Sad things

Hey blog readers,

I don't have a piece of art to share with you today. My dear, wonderful grandma passed away last weekend. It's been a long week, sad and joyful and overwhelming at times. She was 92, so this past week during shiva, we mourned our loss but celebrated the grand life she led, with photos, stories, and memories shared by family and friends.

Since folks have been asking, I thought I'd post a handful of photos and the eulogy I wrote for her funeral.

c. late 1940s/early 50s
early 60s with my Aunt

 1983 with me

 with me and my sister

      I was lucky enough to have both a childhood and adult relationship with my grandmother. In my eyes, she was a pillar of strength and a bottomless well of unconditional, unending love.

      Despite the sadness and loss she suffered, I never heard her express any bitterness about her life. Nor did it affect the love and nurturing she showed me and her entire family. Her children, grandchildren, and our massive extended family of Great Aunts and Uncles and second and third cousins all had the incredible opportunity to be on the receiving end of her love and kindness, often rendered in the form of her delicious cooking.

      Grandma was the ultimate Jewish grandmother. Our visits began and ended in her cozy, plaid-papered kitchen, where we were showered in edible love. From the Schneper family stuffed cabbage to a Thanksgiving table that sagged under the weight of days of cooking to her yeast cake, my grandma was a cook unlike any other. 

      About ten years ago, I was in West Caldwell for a conference, and I knew that if I told my Grandma that I would be stopping in to see her, she would make an enormous fuss. I really didn’t want her to go to any trouble, so after the conference, I called to tell her I was around the corner and would love to stop in and give her a hug. Without hesitation, she told me to come right over. She ushered me into the kitchen—her inner sanctum—and despite my protests that I didn’t want her to go to any trouble, in less than 7 minutes, a 3-course meal magically appeared on the table. I made her sit down and eat with me, but not only did she feed me a dinner far beyond any expectation, she also sent me home with two mangoes from her fruit bowl and a leftover turkey leg.

      Grandma’s do-it-yourself, make-things-from-scratch, attitude didn’t just stop at the kitchen. She built and decorated a dollhouse for all of her grandchildren to play with. She was a whizz on a sewing machine, as my mom has already said, and when I was a child, made me and her other granddaughters clothes and accessories for our dolls and toys, and when I was older, she helped me with my own sewing projects.

      She also did as much outside as inside.

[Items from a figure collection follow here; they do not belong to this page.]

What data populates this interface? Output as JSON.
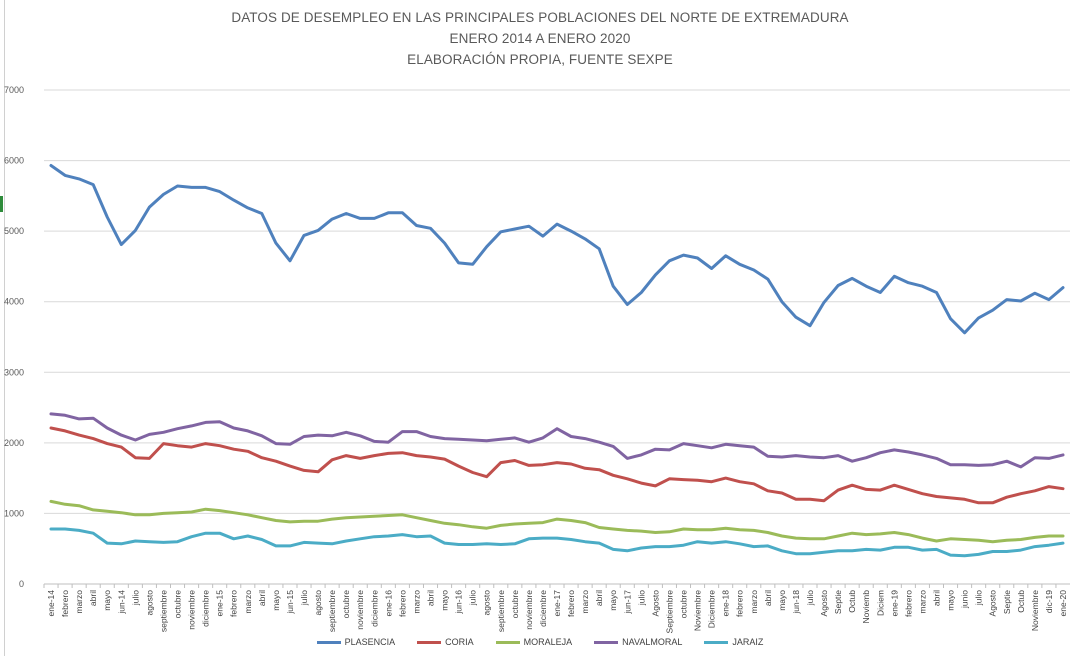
{
  "chart_data": {
    "type": "line",
    "title": [
      "DATOS DE DESEMPLEO EN LAS PRINCIPALES POBLACIONES DEL NORTE DE EXTREMADURA",
      "ENERO 2014 A  ENERO 2020",
      "ELABORACIÓN PROPIA, FUENTE SEXPE"
    ],
    "ylim": [
      0,
      7000
    ],
    "yticks": [
      "0",
      "1000",
      "2000",
      "3000",
      "4000",
      "5000",
      "6000",
      "7000"
    ],
    "grid": true,
    "legend_position": "bottom",
    "categories": [
      "ene-14",
      "febrero",
      "marzo",
      "abril",
      "mayo",
      "jun-14",
      "julio",
      "agosto",
      "septiembre",
      "octubre",
      "noviembre",
      "diciembre",
      "ene-15",
      "febrero",
      "marzo",
      "abril",
      "mayo",
      "jun-15",
      "julio",
      "agosto",
      "septiembre",
      "octubre",
      "noviembre",
      "diciembre",
      "ene-16",
      "febrero",
      "marzo",
      "abril",
      "mayo",
      "jun-16",
      "julio",
      "agosto",
      "septiembre",
      "octubre",
      "noviembre",
      "diciembre",
      "ene-17",
      "febrero",
      "marzo",
      "abril",
      "mayo",
      "jun-17",
      "julio",
      "Agosto",
      "Septiembre",
      "octubre",
      "Noviembre",
      "Diciembre",
      "ene-18",
      "febrero",
      "marzo",
      "abril",
      "mayo",
      "jun-18",
      "julio",
      "Agosto",
      "Septie",
      "Octub",
      "Noviemb",
      "Diciem",
      "ene-19",
      "febrero",
      "marzo",
      "abril",
      "mayo",
      "junio",
      "julio",
      "Agosto",
      "Septie",
      "Octub",
      "Noviembre",
      "dic-19",
      "ene-20"
    ],
    "series": [
      {
        "name": "PLASENCIA",
        "color": "#4f81bd",
        "values": [
          5930,
          5790,
          5740,
          5660,
          5200,
          4810,
          5010,
          5340,
          5520,
          5640,
          5620,
          5620,
          5560,
          5440,
          5330,
          5250,
          4830,
          4580,
          4940,
          5010,
          5170,
          5250,
          5180,
          5180,
          5260,
          5260,
          5080,
          5040,
          4830,
          4550,
          4530,
          4780,
          4990,
          5030,
          5070,
          4930,
          5100,
          5000,
          4890,
          4750,
          4220,
          3960,
          4130,
          4380,
          4580,
          4660,
          4620,
          4470,
          4650,
          4530,
          4450,
          4320,
          4000,
          3780,
          3660,
          3990,
          4230,
          4330,
          4220,
          4130,
          4360,
          4270,
          4220,
          4130,
          3760,
          3560,
          3770,
          3880,
          4030,
          4010,
          4120,
          4030,
          4200
        ]
      },
      {
        "name": "CORIA",
        "color": "#c0504d",
        "values": [
          2210,
          2170,
          2110,
          2060,
          1990,
          1940,
          1790,
          1780,
          1990,
          1960,
          1940,
          1990,
          1960,
          1910,
          1880,
          1790,
          1740,
          1670,
          1610,
          1590,
          1760,
          1820,
          1780,
          1820,
          1850,
          1860,
          1820,
          1800,
          1770,
          1670,
          1580,
          1520,
          1720,
          1750,
          1680,
          1690,
          1720,
          1700,
          1640,
          1620,
          1540,
          1490,
          1430,
          1390,
          1490,
          1480,
          1470,
          1450,
          1500,
          1450,
          1420,
          1320,
          1290,
          1200,
          1200,
          1180,
          1330,
          1400,
          1340,
          1330,
          1400,
          1340,
          1280,
          1240,
          1220,
          1200,
          1150,
          1150,
          1230,
          1280,
          1320,
          1380,
          1350
        ]
      },
      {
        "name": "MORALEJA",
        "color": "#9bbb59",
        "values": [
          1170,
          1130,
          1110,
          1050,
          1030,
          1010,
          980,
          980,
          1000,
          1010,
          1020,
          1060,
          1040,
          1010,
          980,
          940,
          900,
          880,
          890,
          890,
          920,
          940,
          950,
          960,
          970,
          980,
          940,
          900,
          860,
          840,
          810,
          790,
          830,
          850,
          860,
          870,
          920,
          900,
          870,
          800,
          780,
          760,
          750,
          730,
          740,
          780,
          770,
          770,
          790,
          770,
          760,
          730,
          680,
          650,
          640,
          640,
          680,
          720,
          700,
          710,
          730,
          700,
          650,
          610,
          640,
          630,
          620,
          600,
          620,
          630,
          660,
          680,
          680
        ]
      },
      {
        "name": "NAVALMORAL",
        "color": "#8064a2",
        "values": [
          2410,
          2390,
          2340,
          2350,
          2210,
          2110,
          2040,
          2120,
          2150,
          2200,
          2240,
          2290,
          2300,
          2210,
          2170,
          2100,
          1990,
          1980,
          2090,
          2110,
          2100,
          2150,
          2100,
          2020,
          2010,
          2160,
          2160,
          2090,
          2060,
          2050,
          2040,
          2030,
          2050,
          2070,
          2010,
          2070,
          2200,
          2090,
          2060,
          2010,
          1950,
          1780,
          1830,
          1910,
          1900,
          1990,
          1960,
          1930,
          1980,
          1960,
          1940,
          1810,
          1800,
          1820,
          1800,
          1790,
          1820,
          1740,
          1790,
          1860,
          1900,
          1870,
          1830,
          1780,
          1690,
          1690,
          1680,
          1690,
          1740,
          1660,
          1790,
          1780,
          1830
        ]
      },
      {
        "name": "JARAIZ",
        "color": "#4bacc6",
        "values": [
          780,
          780,
          760,
          720,
          580,
          570,
          610,
          600,
          590,
          600,
          670,
          720,
          720,
          640,
          680,
          630,
          540,
          540,
          590,
          580,
          570,
          610,
          640,
          670,
          680,
          700,
          670,
          680,
          580,
          560,
          560,
          570,
          560,
          570,
          640,
          650,
          650,
          630,
          600,
          580,
          490,
          470,
          510,
          530,
          530,
          550,
          600,
          580,
          600,
          570,
          530,
          540,
          470,
          430,
          430,
          450,
          470,
          470,
          490,
          480,
          520,
          520,
          480,
          490,
          410,
          400,
          420,
          460,
          460,
          480,
          530,
          550,
          580
        ]
      }
    ]
  }
}
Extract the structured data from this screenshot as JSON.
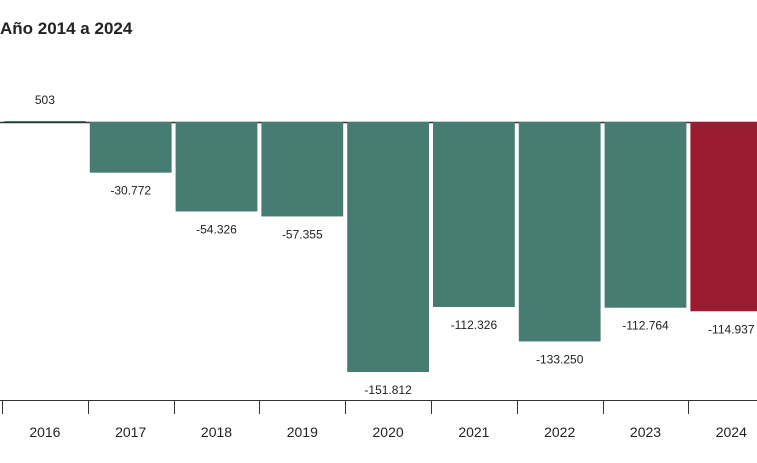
{
  "chart_data": {
    "type": "bar",
    "title": "Año 2014 a 2024",
    "categories": [
      "2016",
      "2017",
      "2018",
      "2019",
      "2020",
      "2021",
      "2022",
      "2023",
      "2024"
    ],
    "values": [
      503,
      -30772,
      -54326,
      -57355,
      -151812,
      -112326,
      -133250,
      -112764,
      -114937
    ],
    "data_labels": [
      "503",
      "-30.772",
      "-54.326",
      "-57.355",
      "-151.812",
      "-112.326",
      "-133.250",
      "-112.764",
      "-114.937"
    ],
    "xlabel": "",
    "ylabel": "",
    "ylim": [
      -155000,
      1000
    ],
    "grid": false,
    "colors": {
      "default": "#477c73",
      "highlight": "#9b1b30",
      "axis": "#333333"
    },
    "highlight_category": "2024"
  }
}
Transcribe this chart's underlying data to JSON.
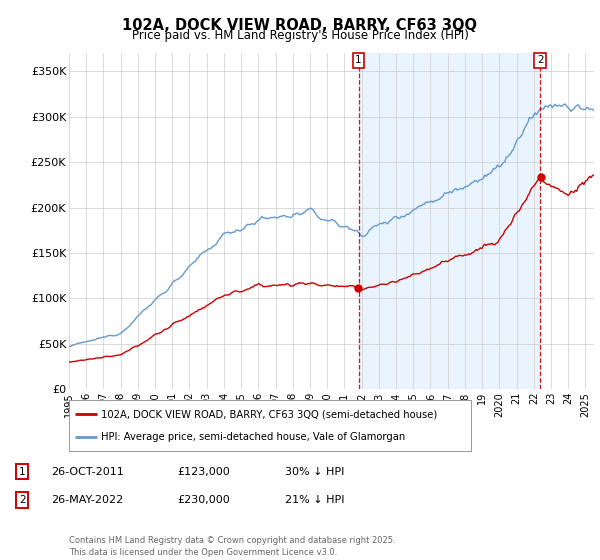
{
  "title": "102A, DOCK VIEW ROAD, BARRY, CF63 3QQ",
  "subtitle": "Price paid vs. HM Land Registry's House Price Index (HPI)",
  "hpi_color": "#6699cc",
  "hpi_fill_color": "#ddeeff",
  "price_color": "#cc0000",
  "legend_line1": "102A, DOCK VIEW ROAD, BARRY, CF63 3QQ (semi-detached house)",
  "legend_line2": "HPI: Average price, semi-detached house, Vale of Glamorgan",
  "table_row1": [
    "1",
    "26-OCT-2011",
    "£123,000",
    "30% ↓ HPI"
  ],
  "table_row2": [
    "2",
    "26-MAY-2022",
    "£230,000",
    "21% ↓ HPI"
  ],
  "footer": "Contains HM Land Registry data © Crown copyright and database right 2025.\nThis data is licensed under the Open Government Licence v3.0.",
  "background_color": "#ffffff",
  "grid_color": "#cccccc",
  "yticks": [
    0,
    50000,
    100000,
    150000,
    200000,
    250000,
    300000,
    350000
  ],
  "ytick_labels": [
    "£0",
    "£50K",
    "£100K",
    "£150K",
    "£200K",
    "£250K",
    "£300K",
    "£350K"
  ],
  "ylim": [
    0,
    370000
  ],
  "xlim_start": 1995,
  "xlim_end": 2025.5,
  "marker1_x": 2011.82,
  "marker2_x": 2022.38,
  "marker1_y": 123000,
  "marker2_y": 230000,
  "xtick_start": 1995,
  "xtick_end": 2026
}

On one visit I remember we arrived just after she had been on the roof replacing a cracked shingle all by herself. She cared for her yard by herself well into her 80s, waging an annual war on the poison ivy out back, to be sure that her grandchildren, running around outside, wouldn’t end up itchy. Her home was a study in love, and in the heart that goes into handmade objects and into a so lovingly cared for space.

      When we were children, Dina and I loved visiting her in that house. We were lucky enough to spend more than one sleepover in West Caldwell. Grandma always had a full weekend of activities planned for us, from tie dying and decorating t-shirts to teaching us how to make her yeast cake to walks in the little woods in her neighborhood. On one of those visits, she also taught me how to make a bridge while shuffling a deck of cards and how to whistle with a piece of grass, both excellent skills that I still use. After these magical weekends, Dina and I would leave her homemade, heart-shaped notes beneath her pillow to find after we’d left. In our little-kid way, we tried to show her just how much she meant to us.

And as we got older and our relationship evolved and changed, Grandma never stopped showing us how much she loved each of us. Instead of crafts and sleepovers, she shared stories about her life and childhood, she asked us about our lives and art projects, and she wrote us letters when we left for college. These letters weren’t just a small gesture in thoughtfulness, but were yellow envelopes filled to the brim with love. Every letter always came with something sweet, usually a package of her favorite Swedish fish, and the Sunday comics. Not only did she send the entire Sunday Section, but she clipped out several dailies during the week. Every day of the week, she would cut out her favorite, “For Better or For Worse” and our favorites, “Get Fuzzy”, “Non-sequitor” and “Zits” out of the paper, date them, sometimes annotate them with her own hilarious comments, and staple them together and send them out. Finding one of those thick yellow mailers in my box at Smith would cheer me unlike anything else.

      My grandmother, like her home, like the thoughtful things she did for each of us, was a study in love and generosity. Her love never came at a price or with any conditions. She loved me, my sister, and all of her grandchildren wholly and with all of her heart. She was one of the strongest women I’ve ever met, and she supported and cared for all of us beyond anything most of us will ever know again. I am so grateful to have known her, to have loved her and been loved by her, to have so many memories, and like everyone here, I will miss her very very much.